Support unchecked iterables as tuple assignment sources

Gouvernathor · February 22, 2024, 11:43pm

It would basically allow the following syntax:

A, B, C = range(3)

Which is a no-boilerplate version of an IntEnum, and (in my experience) commonly used, to something like the following:

A, B, C = itertools.count()
# or rather
A, B, C, _* = itertools.count()

The problem is that the first example raises an exception due to (I imagine) count() not raising StopIteration after 3 values emmitted, and the second example obviously freezes to death trying to exhaust the count in order to fill the catcher variable.
Obviously we can’t change the meaning of the first syntax because a lot of code relies on this raising, and we can’t change the second for even more obvious reasons.

A possible syntax would be this:

A, B, C, * = itertools.count()

It would just instruct the interpreter not to check whether the iterable raises StopIteration after C gets a value, and instead leave it alone.

Thoughts ?

kknechtel · February 22, 2024, 11:59pm

Currently, one can write

A, B, C = itertools.islice(itertools.count(), 3)

But I agree that this is very clumsy for the task. It requires a library import if our source iterable isn’t already from itertools (one might want, for example, to “unpack” the first few lines of a file); it requires counting the unpack variables; and it requires another level of nesting.

Gouvernathor · February 23, 2024, 12:15am

Oh I posted this in the wrong part of the site for some reason, I wanted to go to Ideas. Is it possible to move the thread ?
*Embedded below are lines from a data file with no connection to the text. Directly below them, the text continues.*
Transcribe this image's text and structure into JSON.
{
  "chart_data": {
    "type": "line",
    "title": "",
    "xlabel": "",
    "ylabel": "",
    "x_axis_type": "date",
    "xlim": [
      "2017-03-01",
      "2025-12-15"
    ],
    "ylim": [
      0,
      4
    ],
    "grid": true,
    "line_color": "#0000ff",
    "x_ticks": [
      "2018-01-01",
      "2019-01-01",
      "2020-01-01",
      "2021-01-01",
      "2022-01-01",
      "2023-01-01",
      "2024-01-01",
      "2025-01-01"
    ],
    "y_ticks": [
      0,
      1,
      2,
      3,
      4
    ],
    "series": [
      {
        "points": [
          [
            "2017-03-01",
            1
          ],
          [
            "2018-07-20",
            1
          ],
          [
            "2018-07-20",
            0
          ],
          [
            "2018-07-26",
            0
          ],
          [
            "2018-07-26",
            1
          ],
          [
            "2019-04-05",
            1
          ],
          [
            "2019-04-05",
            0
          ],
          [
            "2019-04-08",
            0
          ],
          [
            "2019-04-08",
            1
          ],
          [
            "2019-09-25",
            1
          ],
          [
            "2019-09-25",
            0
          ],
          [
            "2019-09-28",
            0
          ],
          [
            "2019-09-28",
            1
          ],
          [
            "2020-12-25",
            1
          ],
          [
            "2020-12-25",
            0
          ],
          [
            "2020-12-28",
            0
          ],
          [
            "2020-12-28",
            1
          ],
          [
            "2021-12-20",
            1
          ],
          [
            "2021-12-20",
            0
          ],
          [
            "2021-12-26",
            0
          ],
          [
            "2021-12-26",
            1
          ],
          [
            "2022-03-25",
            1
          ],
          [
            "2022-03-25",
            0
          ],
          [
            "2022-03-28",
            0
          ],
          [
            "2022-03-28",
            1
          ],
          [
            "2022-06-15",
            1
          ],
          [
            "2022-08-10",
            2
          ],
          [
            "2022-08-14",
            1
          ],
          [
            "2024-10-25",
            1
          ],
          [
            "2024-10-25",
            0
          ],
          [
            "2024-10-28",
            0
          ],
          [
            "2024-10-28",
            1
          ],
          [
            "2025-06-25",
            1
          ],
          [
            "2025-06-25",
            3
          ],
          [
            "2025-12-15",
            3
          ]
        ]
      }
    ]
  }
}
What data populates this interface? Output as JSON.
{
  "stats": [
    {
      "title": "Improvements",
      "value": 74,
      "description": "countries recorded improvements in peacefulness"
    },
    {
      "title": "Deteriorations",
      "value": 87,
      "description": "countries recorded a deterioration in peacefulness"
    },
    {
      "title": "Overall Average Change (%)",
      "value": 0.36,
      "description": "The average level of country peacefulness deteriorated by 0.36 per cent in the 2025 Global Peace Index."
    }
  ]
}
Well, on its face, it’s just a longer version of the range(3) syntax. I understand the other possible uses of that feature (and the more, the merrier).
My base goal though was to remove the hardcoded 3 in the original line, which allows adding elements to the unpack (= values to the enumeration) without having to update that value, and also makes merge conflicts easier.

tjreedy · February 23, 2024, 1:12am

Since target lists are not objects, it is hard to count them at runtime. The following similates doing so

for name, value in zip(('A', 'B', 'C'), (1,2,3,4,5)):
    globals()[name] = value
    
print(A, B, C)
# (1, 2, 3)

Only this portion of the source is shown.